Do you see it more like a marketing statement? Or will it contribute to your sales?

BG: When it gets to license, Motorsports is a big commercial business for us. We sell license merchandise all over the world from the teams that we sponsor – both in our own retail and through third parties. So it is not only an advertising image deal, it is also a commercial deal, which brings revenues and distribution to us.

Are the sports we are currently covering in our portfolio the ones we will be focusing on or will other categories be added?

BG: For the time being, we are focusing on the ones we have. We talked about focus, so Football, Running, Training, Golf and Motorsport are all important for us. But as I said before, there will be a time, when we will be looking into American sports. And we are currently in the process of doing that. However, currently we do not have any short-term plans of introducing a new category, but that might be the case mid-term.
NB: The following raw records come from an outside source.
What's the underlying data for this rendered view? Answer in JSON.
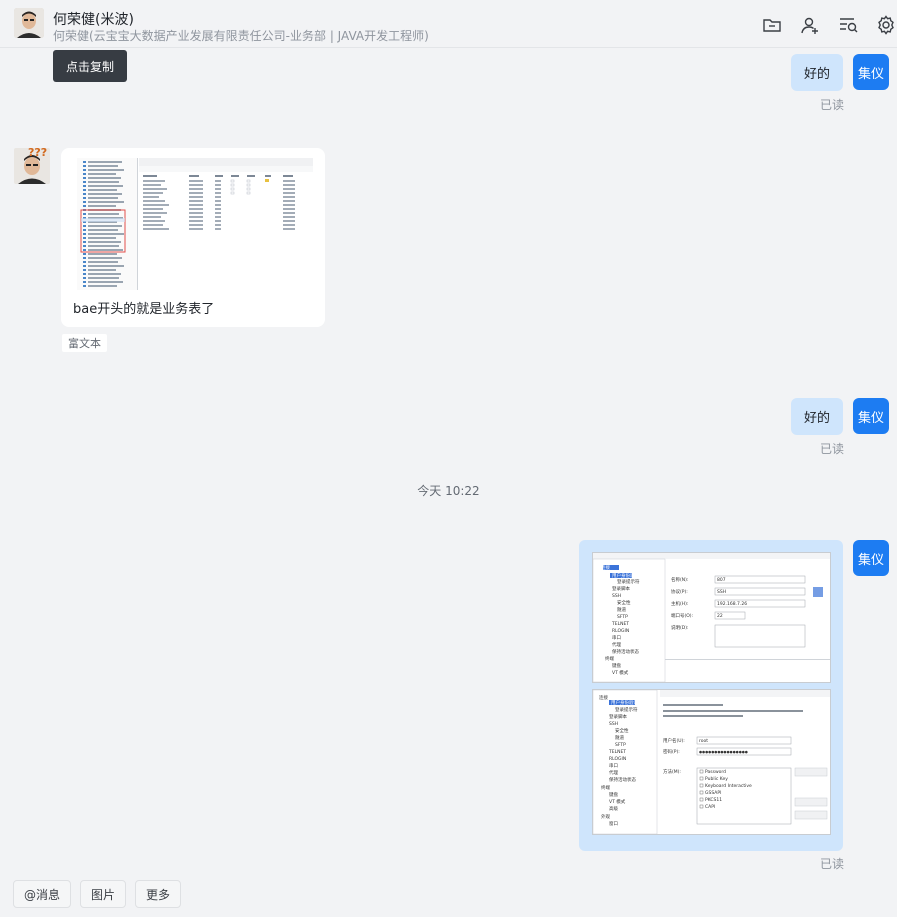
{
  "header": {
    "contact_name": "何荣健(米波)",
    "contact_subtitle": "何荣健(云宝宝大数据产业发展有限责任公司-业务部 | JAVA开发工程师)",
    "icons": [
      "folder-icon",
      "add-member-icon",
      "search-history-icon",
      "settings-icon"
    ]
  },
  "tooltip": {
    "label": "点击复制"
  },
  "me": {
    "avatar_label": "集仪",
    "accent": "#1d7cf2",
    "bubble_color": "#cfe5fc"
  },
  "messages": [
    {
      "from": "me",
      "text": "好的",
      "status": "已读"
    },
    {
      "from": "peer",
      "kind": "rich_text",
      "text": "bae开头的就是业务表了",
      "tag": "富文本"
    },
    {
      "from": "me",
      "text": "好的",
      "status": "已读"
    },
    {
      "from": "me",
      "kind": "image",
      "status": "已读"
    }
  ],
  "time_separator": "今天 10:22",
  "footer": {
    "buttons": [
      "@消息",
      "图片",
      "更多"
    ]
  },
  "screenshot_thumb": {
    "top_panel": {
      "label_name": "名称(N):",
      "value_name": "807",
      "label_protocol": "协议(P):",
      "value_protocol": "SSH",
      "label_host": "主机(H):",
      "value_host": "192.168.7.26",
      "label_port": "端口号(O):",
      "value_port": "22",
      "label_desc": "说明(D):"
    },
    "bottom_panel": {
      "label_user": "用户名(U):",
      "value_user": "root",
      "label_pass": "密码(P):",
      "value_pass": "●●●●●●●●●●●●●●●●",
      "label_method": "方法(M):",
      "methods": [
        "Password",
        "Public Key",
        "Keyboard Interactive",
        "GSSAPI",
        "PKCS11",
        "CAPI"
      ]
    },
    "tree": [
      "连接",
      "用户身份验证",
      "登录提示符",
      "登录脚本",
      "SSH",
      "安全性",
      "隧道",
      "SFTP",
      "TELNET",
      "RLOGIN",
      "串口",
      "代理",
      "保持活动状态",
      "终端",
      "键盘",
      "VT 模式",
      "高级",
      "外观",
      "窗口"
    ]
  }
}
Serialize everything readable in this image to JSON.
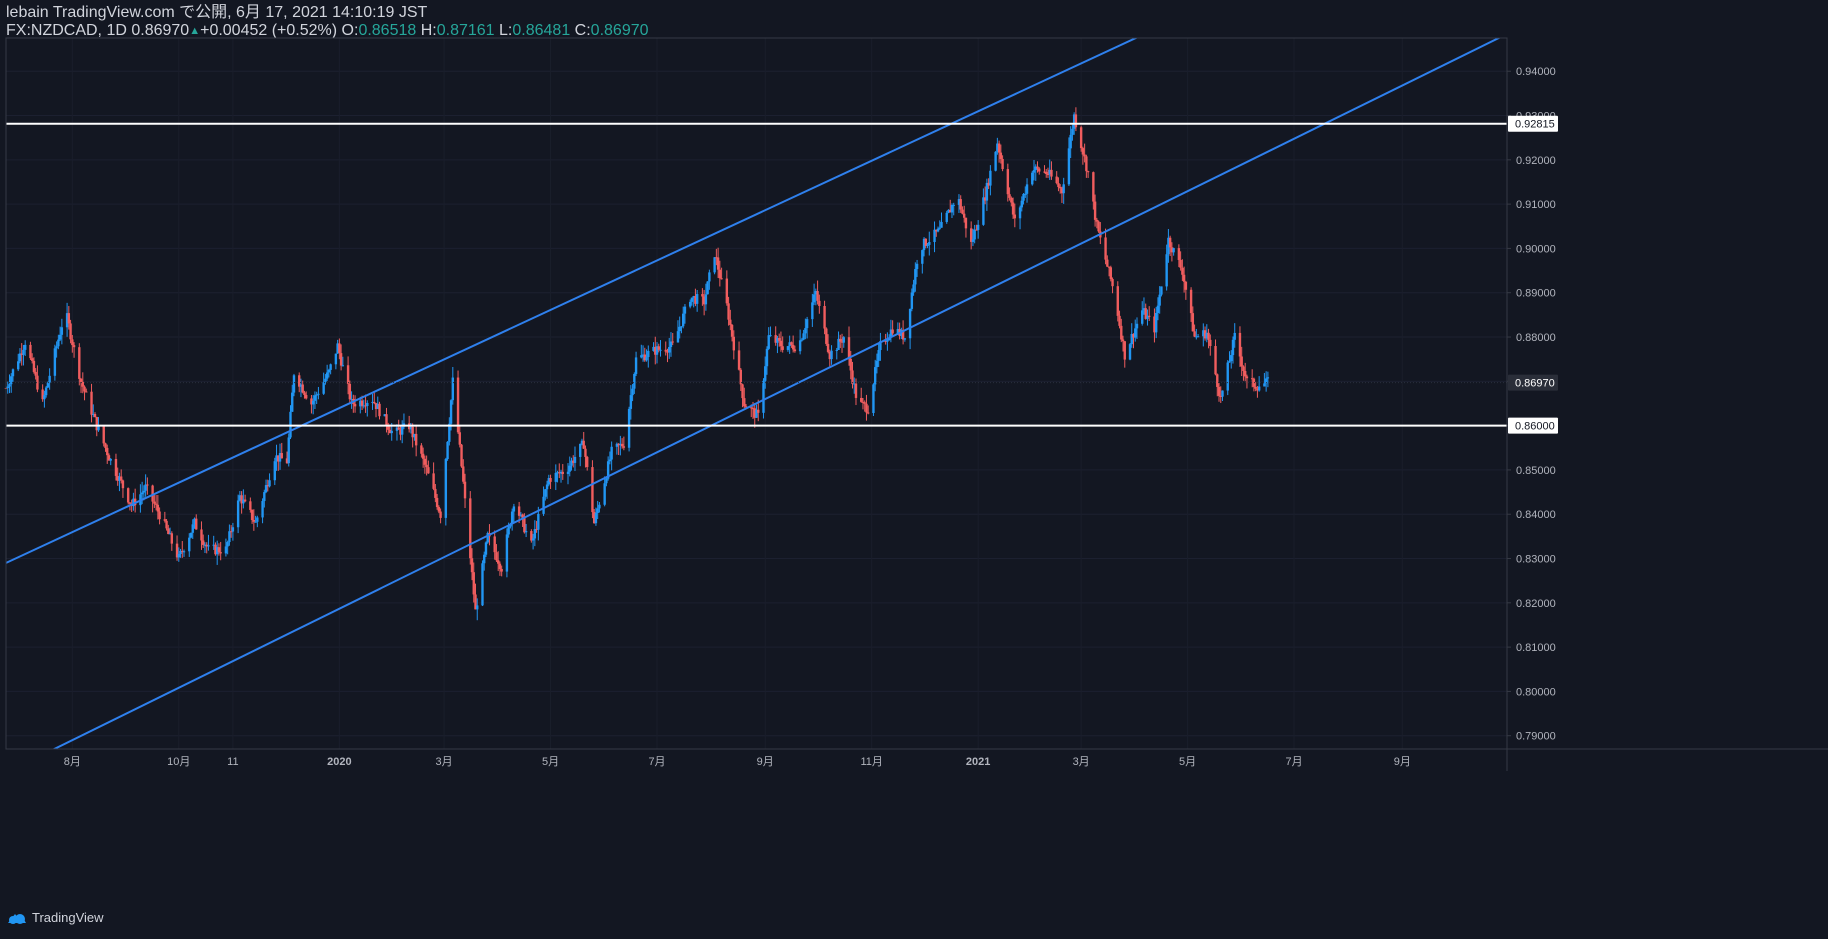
{
  "header": {
    "publish_line": "lebain TradingView.com で公開, 6月 17, 2021 14:10:19 JST",
    "symbol": "FX:NZDCAD, 1D",
    "last": "0.86970",
    "arrow": "▲",
    "change": "+0.00452 (+0.52%)",
    "o_label": "O:",
    "o_val": "0.86518",
    "h_label": "H:",
    "h_val": "0.87161",
    "l_label": "L:",
    "l_val": "0.86481",
    "c_label": "C:",
    "c_val": "0.86970"
  },
  "footer": {
    "brand": "TradingView"
  },
  "colors": {
    "background": "#131722",
    "up": "#2196f3",
    "down": "#f05d5e",
    "channel": "#2f80ed",
    "hline": "#ffffff",
    "text": "#d1d4dc"
  },
  "chart_data": {
    "type": "candlestick",
    "symbol": "NZDCAD",
    "timeframe": "1D",
    "yticks": [
      "0.94000",
      "0.93000",
      "0.92000",
      "0.91000",
      "0.90000",
      "0.89000",
      "0.88000",
      "0.87000",
      "0.86000",
      "0.85000",
      "0.84000",
      "0.83000",
      "0.82000",
      "0.81000",
      "0.80000",
      "0.79000"
    ],
    "ylim": [
      0.787,
      0.9475
    ],
    "xlim": [
      "2019-06-24",
      "2021-10-31"
    ],
    "xticks": [
      {
        "label": "8月",
        "date": "2019-08-01"
      },
      {
        "label": "10月",
        "date": "2019-10-01"
      },
      {
        "label": "11",
        "date": "2019-11-01"
      },
      {
        "label": "2020",
        "date": "2020-01-01"
      },
      {
        "label": "3月",
        "date": "2020-03-01"
      },
      {
        "label": "5月",
        "date": "2020-05-01"
      },
      {
        "label": "7月",
        "date": "2020-07-01"
      },
      {
        "label": "9月",
        "date": "2020-09-01"
      },
      {
        "label": "11月",
        "date": "2020-11-01"
      },
      {
        "label": "2021",
        "date": "2021-01-01"
      },
      {
        "label": "3月",
        "date": "2021-03-01"
      },
      {
        "label": "5月",
        "date": "2021-05-01"
      },
      {
        "label": "7月",
        "date": "2021-07-01"
      },
      {
        "label": "9月",
        "date": "2021-09-01"
      }
    ],
    "price_labels": [
      {
        "value": 0.92815,
        "text": "0.92815",
        "style": "white"
      },
      {
        "value": 0.8697,
        "text": "0.86970",
        "style": "dark"
      },
      {
        "value": 0.86,
        "text": "0.86000",
        "style": "white"
      }
    ],
    "horizontal_lines": [
      0.92815,
      0.86
    ],
    "channel_lines": [
      {
        "p1": {
          "date": "2019-06-24",
          "value": 0.829
        },
        "p2": {
          "date": "2021-04-15",
          "value": 0.95
        }
      },
      {
        "p1": {
          "date": "2019-08-01",
          "value": 0.789
        },
        "p2": {
          "date": "2021-06-24",
          "value": 0.9234
        }
      }
    ],
    "path": [
      {
        "date": "2019-06-24",
        "value": 0.8685
      },
      {
        "date": "2019-07-05",
        "value": 0.879
      },
      {
        "date": "2019-07-15",
        "value": 0.865
      },
      {
        "date": "2019-07-28",
        "value": 0.886
      },
      {
        "date": "2019-08-06",
        "value": 0.87
      },
      {
        "date": "2019-08-15",
        "value": 0.86
      },
      {
        "date": "2019-08-22",
        "value": 0.853
      },
      {
        "date": "2019-09-04",
        "value": 0.842
      },
      {
        "date": "2019-09-12",
        "value": 0.846
      },
      {
        "date": "2019-09-20",
        "value": 0.84
      },
      {
        "date": "2019-10-01",
        "value": 0.83
      },
      {
        "date": "2019-10-10",
        "value": 0.838
      },
      {
        "date": "2019-10-18",
        "value": 0.832
      },
      {
        "date": "2019-10-28",
        "value": 0.832
      },
      {
        "date": "2019-11-05",
        "value": 0.844
      },
      {
        "date": "2019-11-14",
        "value": 0.838
      },
      {
        "date": "2019-11-25",
        "value": 0.853
      },
      {
        "date": "2019-12-02",
        "value": 0.852
      },
      {
        "date": "2019-12-06",
        "value": 0.872
      },
      {
        "date": "2019-12-16",
        "value": 0.865
      },
      {
        "date": "2019-12-26",
        "value": 0.872
      },
      {
        "date": "2019-12-31",
        "value": 0.878
      },
      {
        "date": "2020-01-08",
        "value": 0.865
      },
      {
        "date": "2020-01-20",
        "value": 0.866
      },
      {
        "date": "2020-02-01",
        "value": 0.858
      },
      {
        "date": "2020-02-10",
        "value": 0.86
      },
      {
        "date": "2020-02-20",
        "value": 0.85
      },
      {
        "date": "2020-02-28",
        "value": 0.84
      },
      {
        "date": "2020-03-06",
        "value": 0.87
      },
      {
        "date": "2020-03-12",
        "value": 0.847
      },
      {
        "date": "2020-03-19",
        "value": 0.818
      },
      {
        "date": "2020-03-26",
        "value": 0.835
      },
      {
        "date": "2020-04-03",
        "value": 0.828
      },
      {
        "date": "2020-04-10",
        "value": 0.843
      },
      {
        "date": "2020-04-20",
        "value": 0.833
      },
      {
        "date": "2020-04-30",
        "value": 0.848
      },
      {
        "date": "2020-05-10",
        "value": 0.85
      },
      {
        "date": "2020-05-20",
        "value": 0.856
      },
      {
        "date": "2020-05-26",
        "value": 0.838
      },
      {
        "date": "2020-06-05",
        "value": 0.854
      },
      {
        "date": "2020-06-12",
        "value": 0.856
      },
      {
        "date": "2020-06-19",
        "value": 0.875
      },
      {
        "date": "2020-06-30",
        "value": 0.877
      },
      {
        "date": "2020-07-10",
        "value": 0.878
      },
      {
        "date": "2020-07-20",
        "value": 0.889
      },
      {
        "date": "2020-07-28",
        "value": 0.888
      },
      {
        "date": "2020-08-03",
        "value": 0.899
      },
      {
        "date": "2020-08-10",
        "value": 0.887
      },
      {
        "date": "2020-08-20",
        "value": 0.865
      },
      {
        "date": "2020-08-28",
        "value": 0.862
      },
      {
        "date": "2020-09-03",
        "value": 0.88
      },
      {
        "date": "2020-09-11",
        "value": 0.878
      },
      {
        "date": "2020-09-20",
        "value": 0.878
      },
      {
        "date": "2020-09-30",
        "value": 0.89
      },
      {
        "date": "2020-10-08",
        "value": 0.876
      },
      {
        "date": "2020-10-16",
        "value": 0.88
      },
      {
        "date": "2020-10-24",
        "value": 0.865
      },
      {
        "date": "2020-10-30",
        "value": 0.864
      },
      {
        "date": "2020-11-06",
        "value": 0.878
      },
      {
        "date": "2020-11-13",
        "value": 0.882
      },
      {
        "date": "2020-11-20",
        "value": 0.88
      },
      {
        "date": "2020-11-28",
        "value": 0.9
      },
      {
        "date": "2020-12-10",
        "value": 0.904
      },
      {
        "date": "2020-12-20",
        "value": 0.912
      },
      {
        "date": "2020-12-28",
        "value": 0.901
      },
      {
        "date": "2021-01-05",
        "value": 0.912
      },
      {
        "date": "2021-01-12",
        "value": 0.924
      },
      {
        "date": "2021-01-22",
        "value": 0.906
      },
      {
        "date": "2021-02-01",
        "value": 0.918
      },
      {
        "date": "2021-02-10",
        "value": 0.917
      },
      {
        "date": "2021-02-18",
        "value": 0.913
      },
      {
        "date": "2021-02-25",
        "value": 0.93
      },
      {
        "date": "2021-03-05",
        "value": 0.917
      },
      {
        "date": "2021-03-10",
        "value": 0.905
      },
      {
        "date": "2021-03-20",
        "value": 0.89
      },
      {
        "date": "2021-03-26",
        "value": 0.876
      },
      {
        "date": "2021-04-05",
        "value": 0.886
      },
      {
        "date": "2021-04-12",
        "value": 0.882
      },
      {
        "date": "2021-04-20",
        "value": 0.902
      },
      {
        "date": "2021-04-28",
        "value": 0.895
      },
      {
        "date": "2021-05-05",
        "value": 0.88
      },
      {
        "date": "2021-05-12",
        "value": 0.881
      },
      {
        "date": "2021-05-20",
        "value": 0.866
      },
      {
        "date": "2021-05-28",
        "value": 0.88
      },
      {
        "date": "2021-06-04",
        "value": 0.87
      },
      {
        "date": "2021-06-10",
        "value": 0.869
      },
      {
        "date": "2021-06-16",
        "value": 0.8697
      }
    ]
  }
}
How is Formula 1 going as a business?

CH: I think we are very good at talking Formula 1 down, but Formula 1 – outside of the Olympic Games and the World Cup – is the most viewed sporting entity in the world. And it is every season. The coverage of Formula 1 is continuing to grow. It continues to increase its reach as a true world championship, as we continue to push the boundaries in terms of where the races are held. But part of the attraction of Formula 1 is not just what goes on on track. It’s a little bit the soap opera and the drama that goes on off track as well.

BG: And if I may add to it. It is also one of the few sports that are really, really global. In emerging markets such as China or India, the popularity of Formula 1 – at least what we can measure from sales and merchandise – is actually increasing. So I think the picture that we are getting in the western world is sometimes a different one than what is happening, if you look at it globally.

Will the PUMA Logo be replacing the Geox Logo on the gear?

CH: No, it will be much more predominant than Geox was. It will be predominantly placed on the car. But you have to wait until 2016 to see exactly where it will be.

BG: And in terms of apparel: The Logo will not be placed on apparel. IT IS PUMA APPAREL. It’s a different thing!